Rinku Singh Rahi, IAS officer who once survived 7 bullets, now wants to be ‘demoted’

Lucknow: Rinku Singh Rahi, a 2022-batch IAS officer whose life story reads like a testament to unbreakable integrity, has resigned from the Indian Administrative Service. In a move that has sent shockwaves through the bureaucratic corridors of Uttar Pradesh, Rahi stepped down on Tuesday, not because of a scandal, but because the “system refused to let him work”.

Calling his resignation a “moral decision,” Rahi criticised administrative culture that sidelined him. He argued that being kept in an “attached” position, drawing a full salary while being denied any meaningful public service, is a systemic punishment reserved for the honest.

“Corruption in the form of a salary”

Rahi had been stationed at the Uttar Pradesh Revenue Board in Lucknow since July last year, essentially in professional exile. “There is perhaps a special kind of punishment reserved for honest types of people, they get paid, but no work is assigned to them,” Rahi told reporters.

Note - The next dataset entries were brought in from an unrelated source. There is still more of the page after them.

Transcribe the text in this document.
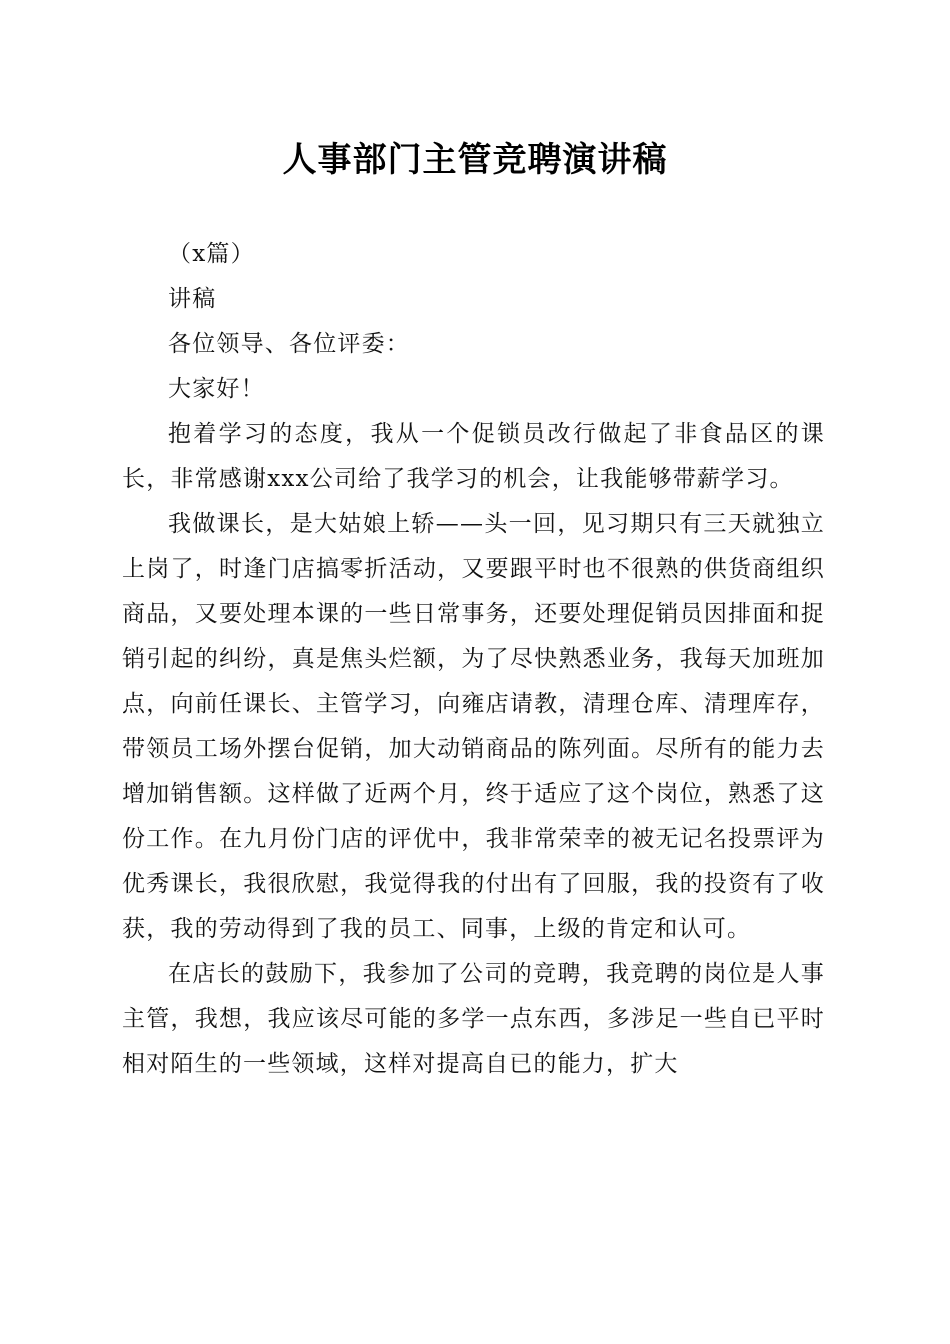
人事部门主管竞聘演讲稿

（x篇）

讲稿

各位领导、各位评委：

大家好！

抱着学习的态度，我从一个促锁员改行做起了非食品区的课长，非常感谢xxx公司给了我学习的机会，让我能够带薪学习。

我做课长，是大姑娘上轿——头一回，见习期只有三天就独立上岗了，时逢门店搞零折活动，又要跟平时也不很熟的供货商组织商品，又要处理本课的一些日常事务，还要处理促销员因排面和捉销引起的纠纷，真是焦头烂额，为了尽快熟悉业务，我每天加班加点，向前任课长、主管学习，向雍店请教，清理仓库、清理库存，带领员工场外摆台促销，加大动销商品的陈列面。尽所有的能力去增加销售额。这样做了近两个月，终于适应了这个岗位，熟悉了这份工作。在九月份门店的评优中，我非常荣幸的被无记名投票评为优秀课长，我很欣慰，我觉得我的付出有了回服，我的投资有了收获，我的劳动得到了我的员工、同事，上级的肯定和认可。

在店长的鼓励下，我参加了公司的竞聘，我竞聘的岗位是人事主管，我想，我应该尽可能的多学一点东西，多涉足一些自已平时相对陌生的一些领域，这样对提高自已的能力，扩大
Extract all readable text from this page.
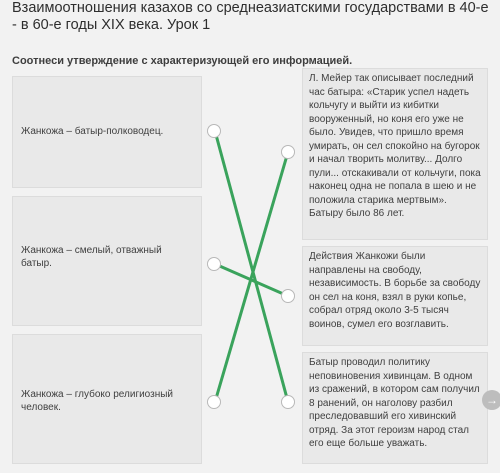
Взаимоотношения казахов со среднеазиатскими государствами в 40-е - в 60-е годы XIX века. Урок 1
Соотнеси утверждение с характеризующей его информацией.
Жанкожа – батыр-полководец.
Жанкожа – смелый, отважный батыр.
Жанкожа – глубоко религиозный человек.
Л. Мейер так описывает последний час батыра: «Старик успел надеть кольчугу и выйти из кибитки вооруженный, но коня его уже не было. Увидев, что пришло время умирать, он сел спокойно на бугорок и начал творить молитву... Долго пули... отскакивали от кольчуги, пока наконец одна не попала в шею и не положила старика мертвым». Батыру было 86 лет.
Действия Жанкожи были направлены на свободу, независимость. В борьбе за свободу он сел на коня, взял в руки копье, собрал отряд около 3-5 тысяч воинов, сумел его возглавить.
Батыр проводил политику неповиновения хивинцам. В одном из сражений, в котором сам получил 8 ранений, он наголову разбил преследовавший его хивинский отряд. За этот героизм народ стал его еще больше уважать.
→
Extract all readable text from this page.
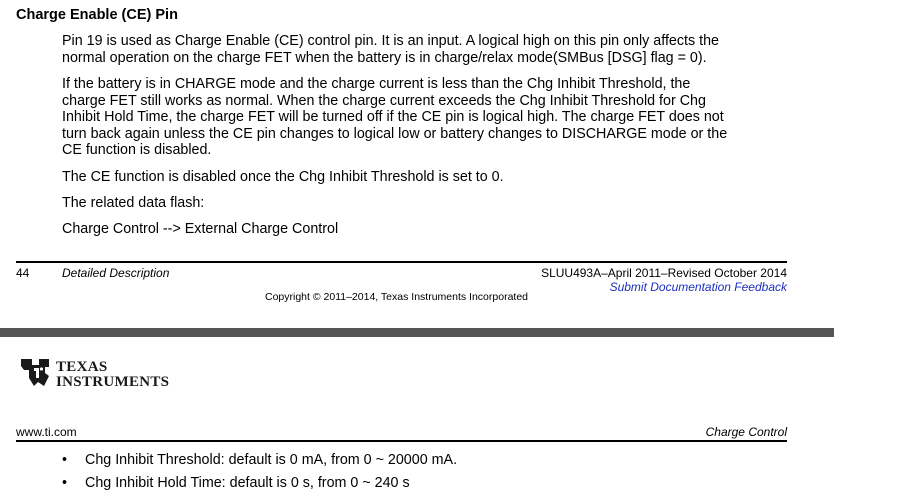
Charge Enable (CE) Pin
Pin 19 is used as Charge Enable (CE) control pin. It is an input. A logical high on this pin only affects the
normal operation on the charge FET when the battery is in charge/relax mode(SMBus [DSG] flag = 0).
If the battery is in CHARGE mode and the charge current is less than the Chg Inhibit Threshold, the
charge FET still works as normal. When the charge current exceeds the Chg Inhibit Threshold for Chg
Inhibit Hold Time, the charge FET will be turned off if the CE pin is logical high. The charge FET does not
turn back again unless the CE pin changes to logical low or battery changes to DISCHARGE mode or the
CE function is disabled.
The CE function is disabled once the Chg Inhibit Threshold is set to 0.
The related data flash:
Charge Control --> External Charge Control
44	Detailed Description	SLUU493A–April 2011–Revised October 2014
Submit Documentation Feedback
Copyright © 2011–2014, Texas Instruments Incorporated
TEXAS
INSTRUMENTS
www.ti.com	Charge Control
• Chg Inhibit Threshold: default is 0 mA, from 0 ~ 20000 mA.
• Chg Inhibit Hold Time: default is 0 s, from 0 ~ 240 s
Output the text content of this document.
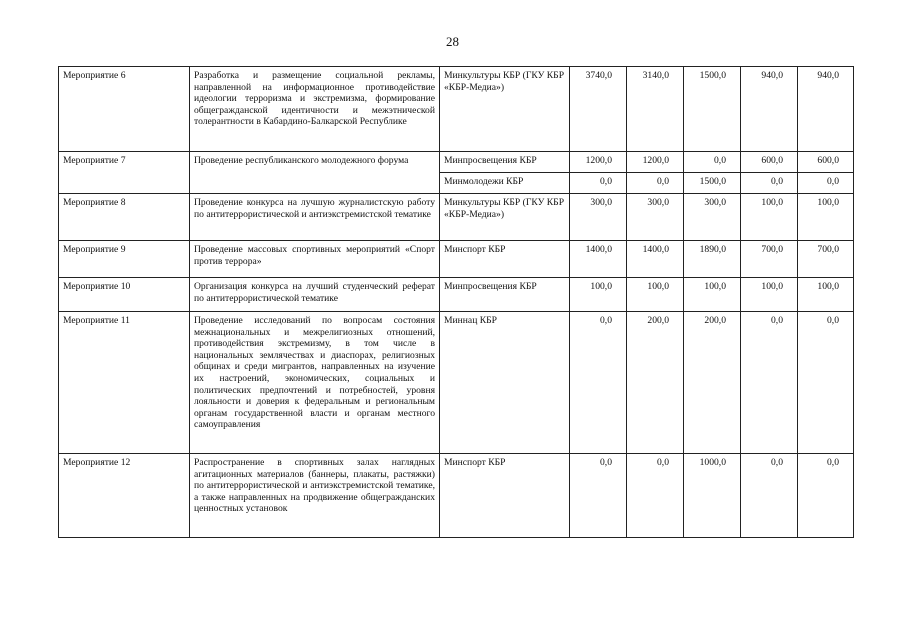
28
Мероприятие 6	Разработка и размещение социальной рекламы, направленной на информационное противодействие идеологии терроризма и экстремизма, формирование общегражданской идентичности и межэтнической толерантности в Кабардино-Балкарской Республике	Минкультуры КБР (ГКУ КБР «КБР-Медиа»)	3740,0	3140,0	1500,0	940,0	940,0
Мероприятие 7	Проведение республиканского молодежного форума	Минпросвещения КБР	1200,0	1200,0	0,0	600,0	600,0
		Минмолодежи КБР	0,0	0,0	1500,0	0,0	0,0
Мероприятие 8	Проведение конкурса на лучшую журналистскую работу по антитеррористической и антиэкстремистской тематике	Минкультуры КБР (ГКУ КБР «КБР-Медиа»)	300,0	300,0	300,0	100,0	100,0
Мероприятие 9	Проведение массовых спортивных мероприятий «Спорт против террора»	Минспорт КБР	1400,0	1400,0	1890,0	700,0	700,0
Мероприятие 10	Организация конкурса на лучший студенческий реферат по антитеррористической тематике	Минпросвещения КБР	100,0	100,0	100,0	100,0	100,0
Мероприятие 11	Проведение исследований по вопросам состояния межнациональных и межрелигиозных отношений, противодействия экстремизму, в том числе в национальных землячествах и диаспорах, религиозных общинах и среди мигрантов, направленных на изучение их настроений, экономических, социальных и политических предпочтений и потребностей, уровня лояльности и доверия к федеральным и региональным органам государственной власти и органам местного самоуправления	Миннац КБР	0,0	200,0	200,0	0,0	0,0
Мероприятие 12	Распространение в спортивных залах наглядных агитационных материалов (баннеры, плакаты, растяжки) по антитеррористической и антиэкстремистской тематике, а также направленных на продвижение общегражданских ценностных установок	Минспорт КБР	0,0	0,0	1000,0	0,0	0,0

In a powerful indictment of the status quo, he questioned how an officer of integrity could justify receiving a taxpayer-funded paycheck without performing duty. “How can receiving a salary without performing any work be justified under the values of integrity? This, too, is a form of corruption,” he mentioned.

The 36-hour SDM and the “sit-up” controversy

The beginning of the end for Rahi’s tenure began on July 28, 2023, when he was appointed SDM of Puwayan in Shahjahanpur. His term lasted a mere 36 hours. During a routine inspection, Rahi caught an advocate’s clerk urinating against a wall and made him perform sit-ups. When local lawyers protested the lack of functional toilets and poor sanitation, Rahi did something unprecedented. He took moral responsibility as the senior-most officer and performed five sit-ups in front of the protesters as an act of public accountability.

A video of the gesture went viral, drawing praise from the public but ire from the state government. He was swiftly removed from his post and moved to the “attached” list at the Revenue Board, where he remained until his resignation.

A legacy of blood and bravery

Rahi’s commitment to honesty has nearly cost him his life. In 2009, while serving as a 2008-batch PCS officer in Muzaffarnagar, he unmasked a massive scholarship and pension scam valued at over Rs 80 crore. Shortly after, while playing badminton at his residence, he was shot seven times.

The attack left him permanently disfigured, blind in one eye, and hearing-impaired. Despite being hospitalised for four months and facing a system that refused to even clear his medical leave, Rahi refused to back down. He later remarked that regardless of which political party was in power, he found the system consistently opposed to anti-corruption efforts, claiming he was even once sent to a psychiatry department for speaking out. “No government is different… all are the same for me,” he said.

“During the course of my ordeal, I was not fighting the system, but the system was opposing me. I was hospitalised for four months, but my medical leave was not cleared,” Rahi told local reporters.

He never lost his courage

Rahi’s journey to the IAS was fueled by the very students he taught. While serving as the head of a state-run coaching center for civil services, his students encouraged him to take the UPSC exam. At the age of 40, utilizing age relaxation provisions for his disabilities, Rahi secured the 683rd rank in the 2021 examination, transitioning from a PCS officer to the IAS.

His father, Shivdan Singh, a man of modest means from the Hathras/Aligarh region, defended his son’s decision on Tuesday. “He is a patriot and an honest man,” Singh said, recounting how his son studied in government schools and earned his way to a B.Tech degree before entering service. “He lost his eye and his jaw, but he never lost his courage. Now, he is simply not allowed to work.”